Tüm girişimlere rağmen öğretmenlerin görüşlerinin ve beklentilerinin yansıtılmadığı bu kanun ile Üniversiteler''de yüksek lisans ve doktora programlarının sayısını artıracaklar ve sınava hazırlık kursları ile test sektörüne (yayıncılar) yeni bir kazanç kapısı açacaklar. Öğretmenlik meslek kanunu para ile tez yazımını artıracak, bu üniversitelerin ve bu tezleri yöneten akademisyenlerin akademik yeterliliklerini olumsuz etkileyecektir. 

Bugün Eğitim Fakültelerini bitirmelerine rağmen gece gündüz çalışıp kurslarda sınavlara hazırlanan ve başarılı olup atanan öğretmenler, maaşlarına 1000 lira ilave artış için Sınav/Kurs/Para sarmalında kalmaya ve bu sistemin kurbanı olmaya devam edeceklerdir.

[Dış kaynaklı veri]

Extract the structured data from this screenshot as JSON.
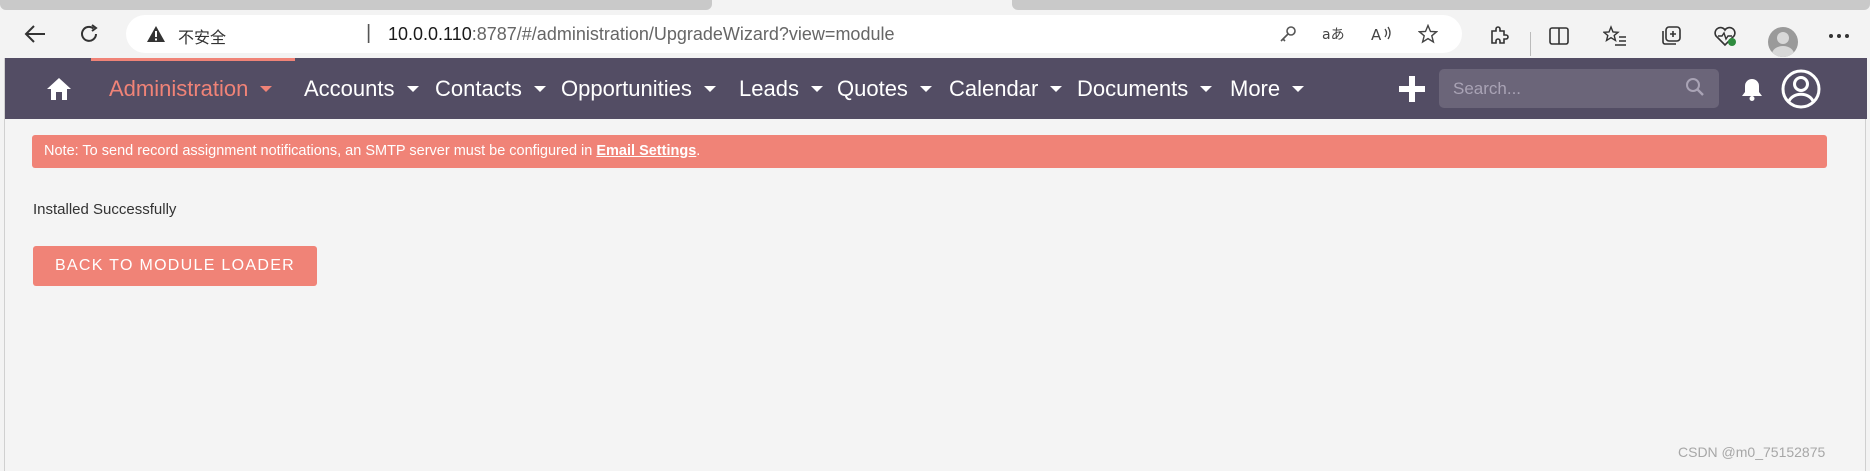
{
  "browser": {
    "security_label": "不安全",
    "address_separator": "|",
    "url_host": "10.0.0.110",
    "url_rest": ":8787/#/administration/UpgradeWizard?view=module"
  },
  "navbar": {
    "items": [
      {
        "label": "Administration",
        "active": true
      },
      {
        "label": "Accounts"
      },
      {
        "label": "Contacts"
      },
      {
        "label": "Opportunities"
      },
      {
        "label": "Leads"
      },
      {
        "label": "Quotes"
      },
      {
        "label": "Calendar"
      },
      {
        "label": "Documents"
      },
      {
        "label": "More"
      }
    ],
    "search_placeholder": "Search...",
    "colors": {
      "bar": "#534d64",
      "accent": "#f08377"
    }
  },
  "notice": {
    "text": "Note: To send record assignment notifications, an SMTP server must be configured in ",
    "link": "Email Settings",
    "suffix": "."
  },
  "main": {
    "status": "Installed Successfully",
    "back_button": "BACK TO MODULE LOADER"
  },
  "watermark": "CSDN @m0_75152875"
}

Bu kanunun aidiyet ve kimlik kazandırmaktan çok uzak olmasının yanında kariyer basamakları için insanın hırs, rekabet ve yarışma yoluyla kendine uyguladığı şiddeti daha da pekiştirecektir. Öğretmenlik kanunununda olması gereken ve beklenen meslek standartlarını ortaya koyacak görev ve sorumluluklarını netleştirecek hak ve hukukunu koruyacak toplumsal statülerini ve saygınlığını yükseltecek maddelere yer verilmemiştir. Sözleşmeli ve ücretli öğretmenlerin durumlarını iyileştirecek ve kadrolu öğretmenlik sistemini kurumsallaştıracak da hiçbir madde bulunmamaktadır.

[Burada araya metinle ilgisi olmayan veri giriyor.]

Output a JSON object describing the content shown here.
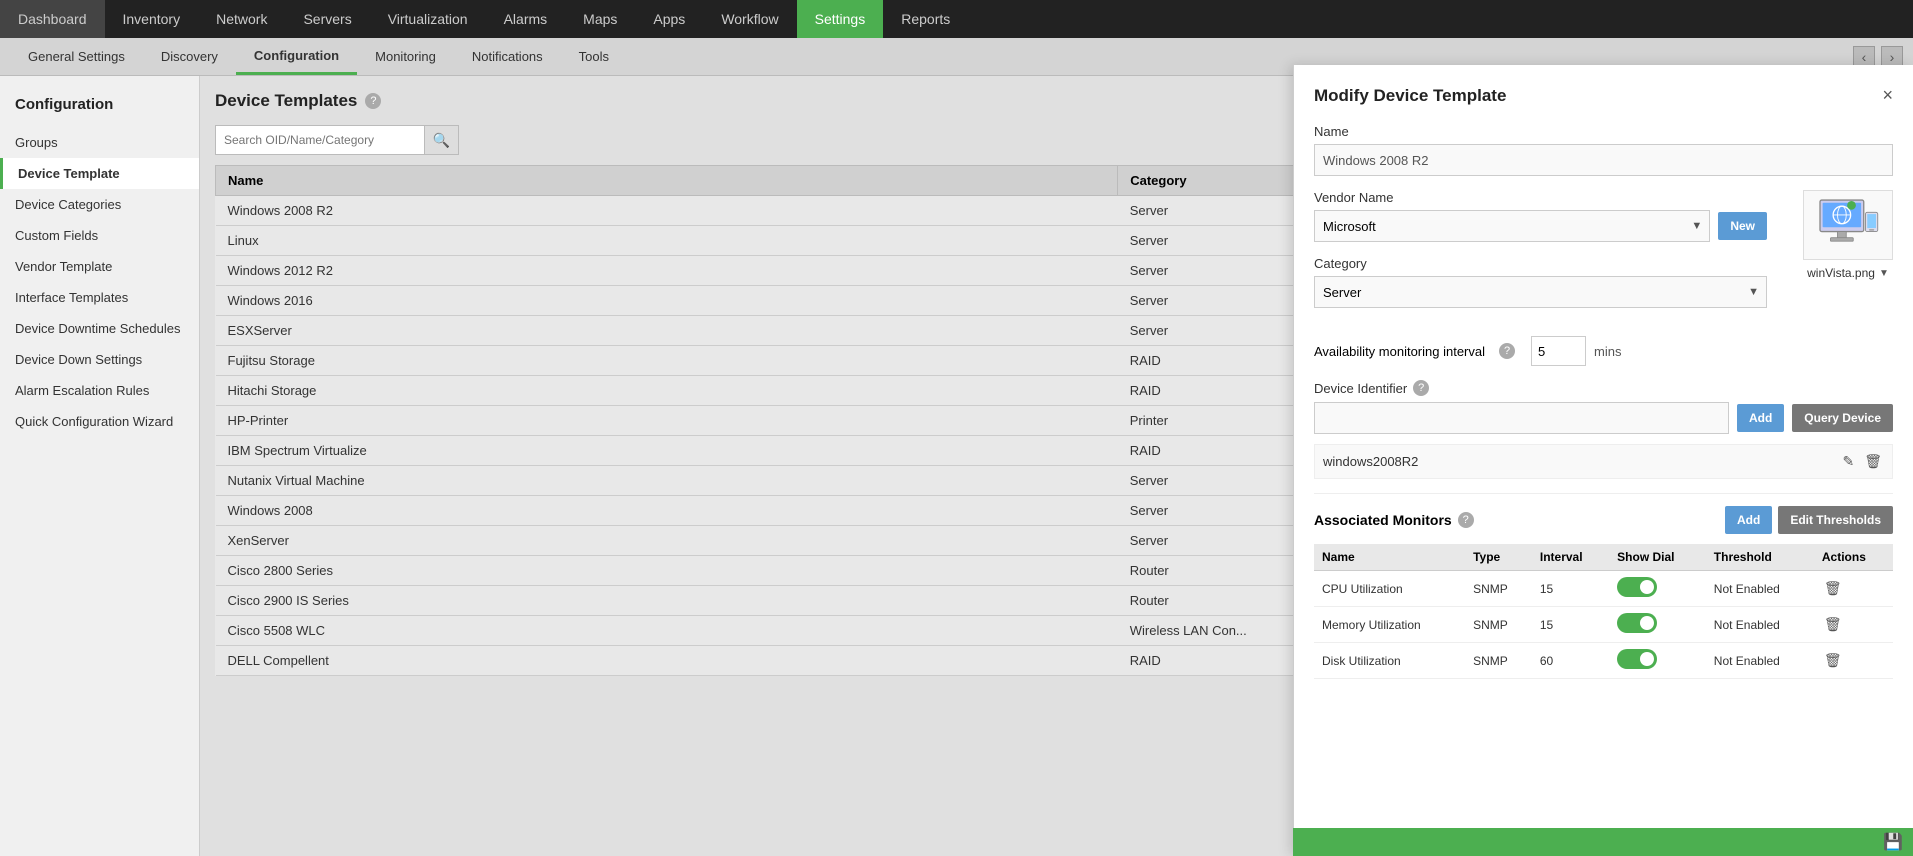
{
  "topNav": {
    "items": [
      {
        "label": "Dashboard",
        "active": false
      },
      {
        "label": "Inventory",
        "active": false
      },
      {
        "label": "Network",
        "active": false
      },
      {
        "label": "Servers",
        "active": false
      },
      {
        "label": "Virtualization",
        "active": false
      },
      {
        "label": "Alarms",
        "active": false
      },
      {
        "label": "Maps",
        "active": false
      },
      {
        "label": "Apps",
        "active": false
      },
      {
        "label": "Workflow",
        "active": false
      },
      {
        "label": "Settings",
        "active": true
      },
      {
        "label": "Reports",
        "active": false
      }
    ]
  },
  "subNav": {
    "items": [
      {
        "label": "General Settings",
        "active": false
      },
      {
        "label": "Discovery",
        "active": false
      },
      {
        "label": "Configuration",
        "active": true
      },
      {
        "label": "Monitoring",
        "active": false
      },
      {
        "label": "Notifications",
        "active": false
      },
      {
        "label": "Tools",
        "active": false
      }
    ]
  },
  "sidebar": {
    "title": "Configuration",
    "items": [
      {
        "label": "Groups",
        "active": false
      },
      {
        "label": "Device Template",
        "active": true
      },
      {
        "label": "Device Categories",
        "active": false
      },
      {
        "label": "Custom Fields",
        "active": false
      },
      {
        "label": "Vendor Template",
        "active": false
      },
      {
        "label": "Interface Templates",
        "active": false
      },
      {
        "label": "Device Downtime Schedules",
        "active": false
      },
      {
        "label": "Device Down Settings",
        "active": false
      },
      {
        "label": "Alarm Escalation Rules",
        "active": false
      },
      {
        "label": "Quick Configuration Wizard",
        "active": false
      }
    ]
  },
  "content": {
    "title": "Device Templates",
    "searchPlaceholder": "Search OID/Name/Category",
    "tableHeaders": [
      "Name",
      "Category"
    ],
    "tableRows": [
      {
        "name": "Windows 2008 R2",
        "category": "Server"
      },
      {
        "name": "Linux",
        "category": "Server"
      },
      {
        "name": "Windows 2012 R2",
        "category": "Server"
      },
      {
        "name": "Windows 2016",
        "category": "Server"
      },
      {
        "name": "ESXServer",
        "category": "Server"
      },
      {
        "name": "Fujitsu Storage",
        "category": "RAID"
      },
      {
        "name": "Hitachi Storage",
        "category": "RAID"
      },
      {
        "name": "HP-Printer",
        "category": "Printer"
      },
      {
        "name": "IBM Spectrum Virtualize",
        "category": "RAID"
      },
      {
        "name": "Nutanix Virtual Machine",
        "category": "Server"
      },
      {
        "name": "Windows 2008",
        "category": "Server"
      },
      {
        "name": "XenServer",
        "category": "Server"
      },
      {
        "name": "Cisco 2800 Series",
        "category": "Router"
      },
      {
        "name": "Cisco 2900 IS Series",
        "category": "Router"
      },
      {
        "name": "Cisco 5508 WLC",
        "category": "Wireless LAN Con..."
      },
      {
        "name": "DELL Compellent",
        "category": "RAID"
      }
    ]
  },
  "modal": {
    "title": "Modify Device Template",
    "closeLabel": "×",
    "fields": {
      "name": {
        "label": "Name",
        "value": "Windows 2008 R2"
      },
      "vendorName": {
        "label": "Vendor Name",
        "value": "Microsoft",
        "newButtonLabel": "New"
      },
      "category": {
        "label": "Category",
        "value": "Server"
      },
      "availabilityInterval": {
        "label": "Availability monitoring interval",
        "value": "5",
        "unit": "mins"
      },
      "deviceIdentifier": {
        "label": "Device Identifier",
        "placeholder": "",
        "addButtonLabel": "Add",
        "queryButtonLabel": "Query Device",
        "existingValue": "windows2008R2"
      },
      "imageFile": {
        "name": "winVista.png"
      }
    },
    "associatedMonitors": {
      "label": "Associated Monitors",
      "addButtonLabel": "Add",
      "editThresholdsLabel": "Edit Thresholds",
      "tableHeaders": [
        "Name",
        "Type",
        "Interval",
        "Show Dial",
        "Threshold",
        "Actions"
      ],
      "rows": [
        {
          "name": "CPU Utilization",
          "type": "SNMP",
          "interval": "15",
          "showDial": true,
          "threshold": "Not Enabled"
        },
        {
          "name": "Memory Utilization",
          "type": "SNMP",
          "interval": "15",
          "showDial": true,
          "threshold": "Not Enabled"
        },
        {
          "name": "Disk Utilization",
          "type": "SNMP",
          "interval": "60",
          "showDial": true,
          "threshold": "Not Enabled"
        }
      ]
    },
    "bottomBarIcon": "💾"
  }
}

Saydam ve katılımcı bir süreçte hazırlanmayan, öğretmenlerin görev, hak ve sorumluluklarını düzenlemekte oldukça yetersiz ve öğretmenlerin ihtiyaçlarına yanıt vermeyen bu kanun ile ilk ayrımcılığa uğrayan güvencesiz çalıştırılan özel okul öğretmenleri olmuştur. Özel okullardaki öğretmenler ''uzman öğretmen'' sınavına girebileceklerdir ancak maaş zammı ve özlük haklarından yararlanamayacaklardır. Bu da ayrışmanın ve ötekileştirmenin bir başka adıdır.

Görevde yükselmeyi, alınan eğitimlere ve sınav başarısına endeksleyen, öğretmenlerin motivasyonlarını yükseltecek ve çalışma şartlarını iyileştirerek nitelikli öğretmen yetiştirilmesine yönelik de hiçbir hüküm barındırmayan bu kanun önümüzdeki günlerde ve yıllarda Millî Eğitim Bakanlığı''nın başını ağrıtacak en büyük sorunlardan birisi olacaktır. Üstelik Millî Eğitim Bakanı Mahmut Özer''in "Öğretmenlik Meslek Kanunu" MEB''in 60 yıllık birikimi ile hazırlandı sözüne rağmen.